I responded on the "dispatch" list: what's the minimum amount of work that will improve the lack of clarity of what spec is what? (MNot's suggestion). Second, what is the minimum to resolve the differences in normative specifications? Once the specs are aligned normatively, you can do everything else. Step 0: host a BOF at IETF 111 with stakeholders. (Get people to show up and agree to do work.)
@masinter Thank you. I think that is a good strategy, but with an aside. It is dangerous to apply the IETF level of accuracy and exactness to this too soon. Rather it has been tearing apart, digesting, recomposing/ refactoring what the WHATWG has produced, and now trying to relate it to what was there before.
what is the minimum to resolve the differences in normative specifications? Once the specs are aligned normatively, you can do everything else.
I got carried away, but some of the things I mentioned do need to be done, otherwise you cannot make that comparison. Or perhaps, those items are my answer to that question.
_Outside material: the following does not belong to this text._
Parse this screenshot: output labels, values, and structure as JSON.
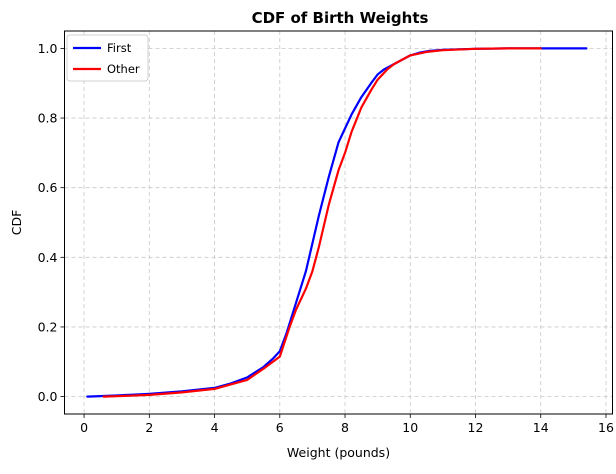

Have you studied my reverse specification? Have you checked it against the WHATWG standard and your knowledge of the RFCs? Do you have comments or ideas? Doing so should enable you to answer this question as well.
Step 0: host a BOF at IETF 111 with stakeholders. (Get people to show up and agree to do work.)
I'm a bit intimidated, but, it sounds good.
Oh except the work thing. I was taken aback, because I've done so much work on this already, and still, and I am kind of tired. Also, I find the political situation unpleasant. I don't want to pick sides. I just want to solve the situation.